Dostał imię na cześć Biedronki. Internauci znają już jego przyszłość: "Karta Biedronki zamiast dowodu"

Historia urodzonego wczoraj w Zawierciu chłopca zelektryzowała cały internet. Rodzice nadali mu imię Jeronimo-Martin. Czyżby na cześć portugalskiego przedsiębiorstwa Jeronimo Martins, do którego należy sieć sklepów Biedronka?

Ma zaledwie jeden dzień, a już zna go cała Polska. O chłopcu o oryginalnym imieniu Jeronimo-Martin zrobiło się głośno, gdy na stronie Szpitala Powiatowego w Zawierciu pojawiło się jego zdjęcie, rozpowszechnione później przez fanpage „Spotted: Madka”. Wówczas posypała się fala komentarzy i dalszych udostępnień postu.

Internauci nie mają wątpliwości, że podobieństwa imienia Jeronimo-Martin i nazwy portugalskiego właściciela sieci sklepów Biedronka – Jeronimo Martins – to nie przypadek. Część internautów zaczęła żartować z niecodziennego imienia chłopca, część natomiast krytykować rodziców.

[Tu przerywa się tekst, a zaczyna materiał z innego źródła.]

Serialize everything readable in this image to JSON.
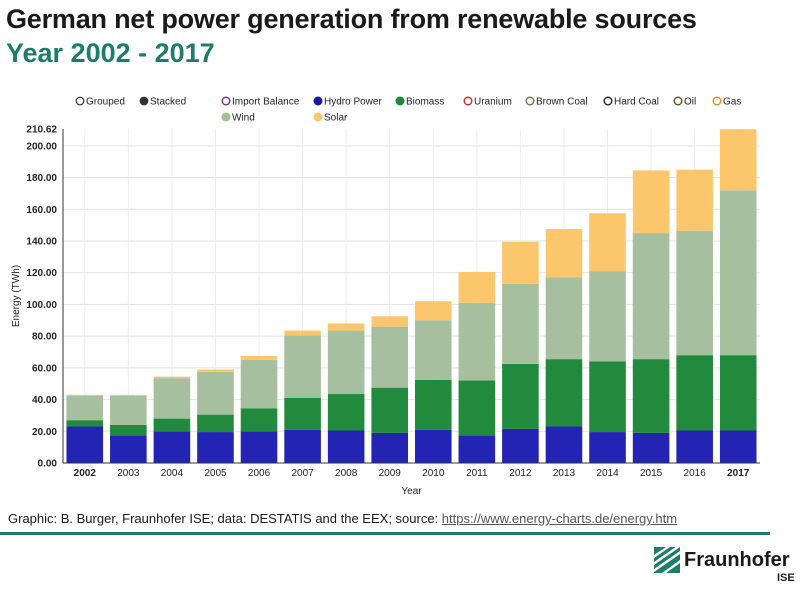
{
  "header": {
    "title": "German net power generation from renewable sources",
    "subtitle": "Year 2002 - 2017"
  },
  "mode_options": [
    {
      "label": "Grouped",
      "selected": false
    },
    {
      "label": "Stacked",
      "selected": true
    }
  ],
  "legend": [
    {
      "label": "Import Balance",
      "color": "#7b2a8c",
      "active": false
    },
    {
      "label": "Hydro Power",
      "color": "#1a1aa6",
      "active": true
    },
    {
      "label": "Biomass",
      "color": "#1e8a3a",
      "active": true
    },
    {
      "label": "Uranium",
      "color": "#cc2222",
      "active": false
    },
    {
      "label": "Brown Coal",
      "color": "#8b6a3a",
      "active": false
    },
    {
      "label": "Hard Coal",
      "color": "#222222",
      "active": false
    },
    {
      "label": "Oil",
      "color": "#6b4a1a",
      "active": false
    },
    {
      "label": "Gas",
      "color": "#e08a1a",
      "active": false
    },
    {
      "label": "Wind",
      "color": "#a3bf9a",
      "active": true
    },
    {
      "label": "Solar",
      "color": "#fcc66a",
      "active": true
    }
  ],
  "chart_data": {
    "type": "bar",
    "stacked": true,
    "xlabel": "Year",
    "ylabel": "Energy (TWh)",
    "ylim": [
      0,
      210.62
    ],
    "yticks": [
      "0.00",
      "20.00",
      "40.00",
      "60.00",
      "80.00",
      "100.00",
      "120.00",
      "140.00",
      "160.00",
      "180.00",
      "200.00",
      "210.62"
    ],
    "categories": [
      "2002",
      "2003",
      "2004",
      "2005",
      "2006",
      "2007",
      "2008",
      "2009",
      "2010",
      "2011",
      "2012",
      "2013",
      "2014",
      "2015",
      "2016",
      "2017"
    ],
    "bold_categories": [
      "2002",
      "2017"
    ],
    "series": [
      {
        "name": "Hydro Power",
        "color": "#2323b4",
        "values": [
          23,
          17.5,
          20,
          19.5,
          20,
          21,
          20.5,
          19,
          21,
          17.5,
          21.5,
          23,
          19.5,
          19,
          20.5,
          20.5
        ]
      },
      {
        "name": "Biomass",
        "color": "#218a3c",
        "values": [
          4,
          6.5,
          8,
          11,
          14.5,
          20,
          23,
          28.5,
          31.5,
          34.5,
          41,
          42.5,
          44.5,
          46.5,
          47.5,
          47.5
        ]
      },
      {
        "name": "Wind",
        "color": "#a6bf9f",
        "values": [
          15.5,
          18.5,
          25.5,
          27,
          30.5,
          39.5,
          40,
          38.5,
          37.5,
          49,
          50.5,
          51.5,
          57,
          79.5,
          78.5,
          104
        ]
      },
      {
        "name": "Solar",
        "color": "#fcc76c",
        "values": [
          0.5,
          0.5,
          1,
          1.5,
          2.5,
          3,
          4.5,
          6.5,
          12,
          19.5,
          26.5,
          30.5,
          36.5,
          39.5,
          38.5,
          38.5
        ]
      }
    ]
  },
  "footer": {
    "credit": "Graphic: B. Burger, Fraunhofer ISE; data: DESTATIS and the EEX; source:",
    "link": "https://www.energy-charts.de/energy.htm"
  },
  "logo": {
    "name": "Fraunhofer",
    "sub": "ISE"
  }
}
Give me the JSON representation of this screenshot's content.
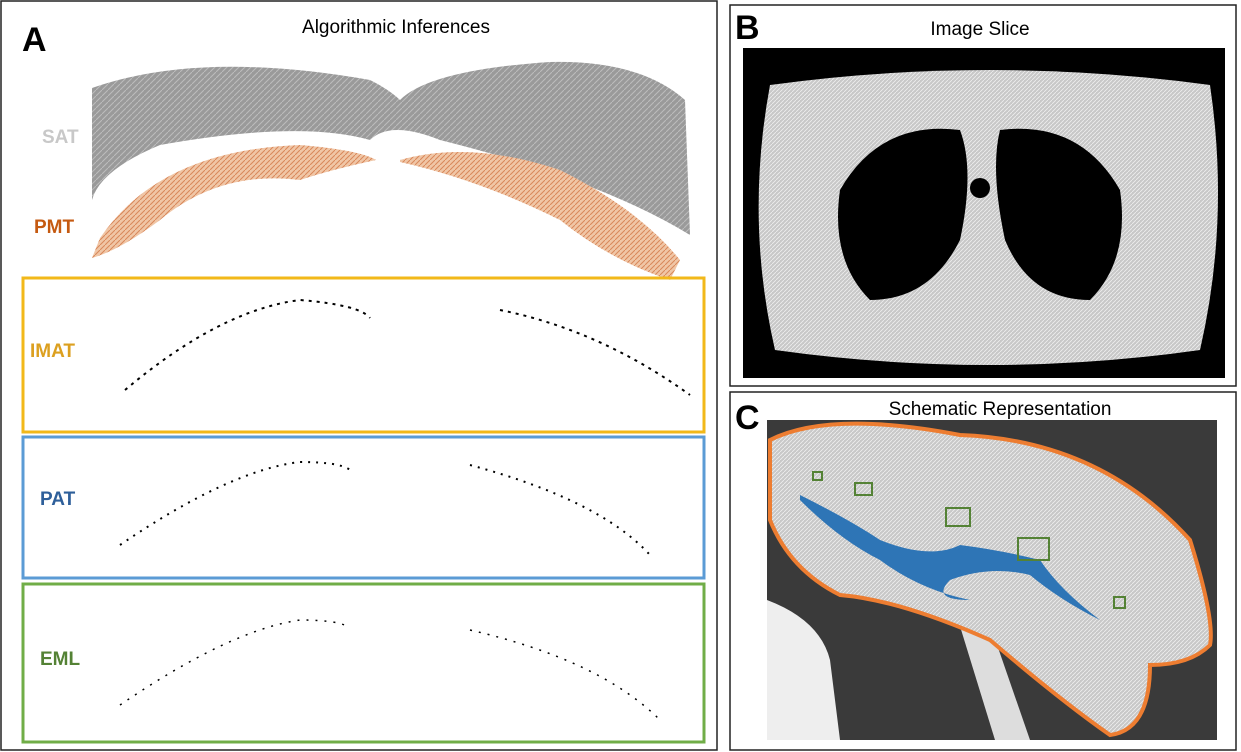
{
  "panels": [
    {
      "letter": "A",
      "title": "Algorithmic Inferences",
      "labels": [
        "SAT",
        "PMT",
        "IMAT",
        "PAT",
        "EML"
      ]
    },
    {
      "letter": "B",
      "title": "Image Slice"
    },
    {
      "letter": "C",
      "title": "Schematic Representation"
    }
  ]
}
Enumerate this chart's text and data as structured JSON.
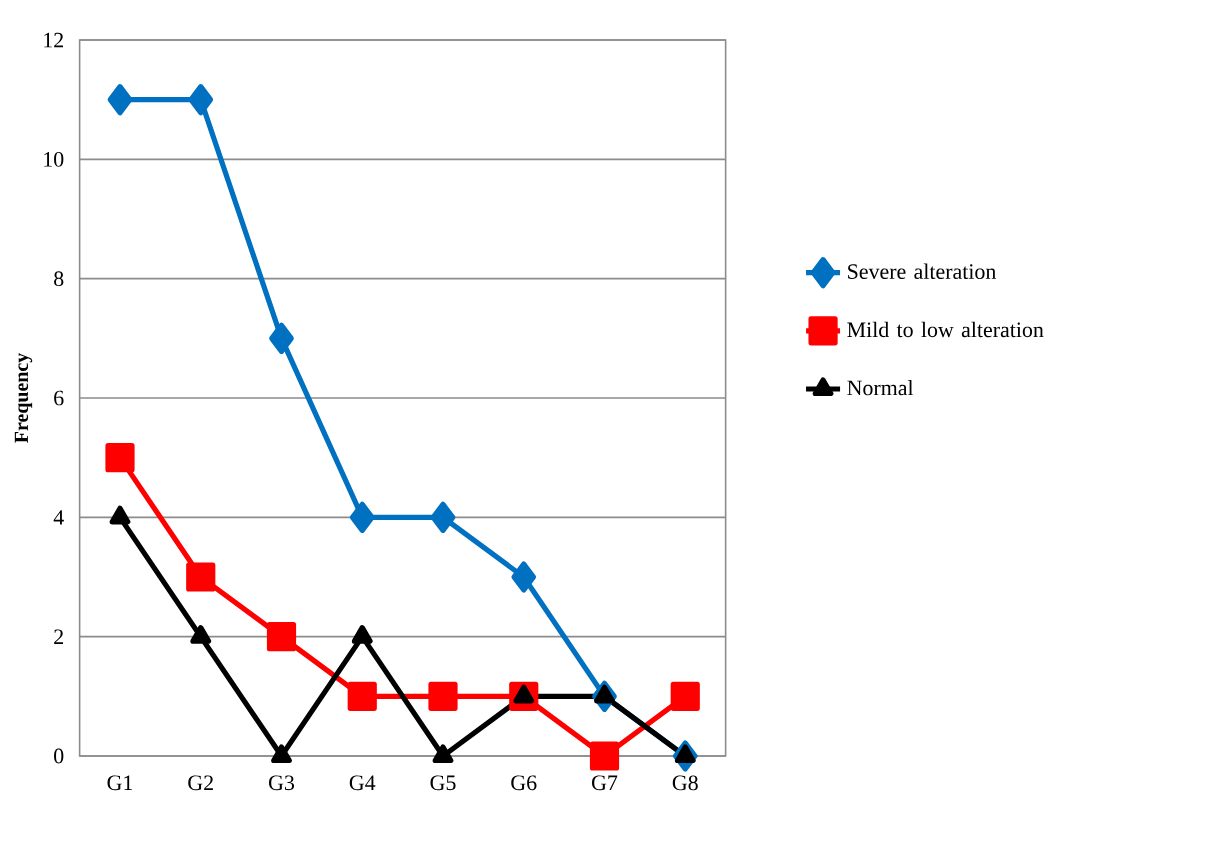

Internauci snują już nawet domysły na temat przyszłości chłopca: „Może to dziecko pracowników Biedry? Liczyli, że Jeronimo Martins zostanie ojcem chrzestnym a dziecko na lepszy start od przybranego ojca otrzyma kartę benefit”, „Przekreślili młodemu szanse na karierę w Lidlu”, „Ten to do szkoły nie będzie musiał nawet chodzić. I tak wiadomo, gdzie będzie robił”, „Karta Biedronki zamiast dowodu. To jest jakaś myśl”.

Myślicie, że Jeronimo-Martin będzie miał w szkole dużo kolegów? Kto by nie chciał dostać w prezencie Świeżaka!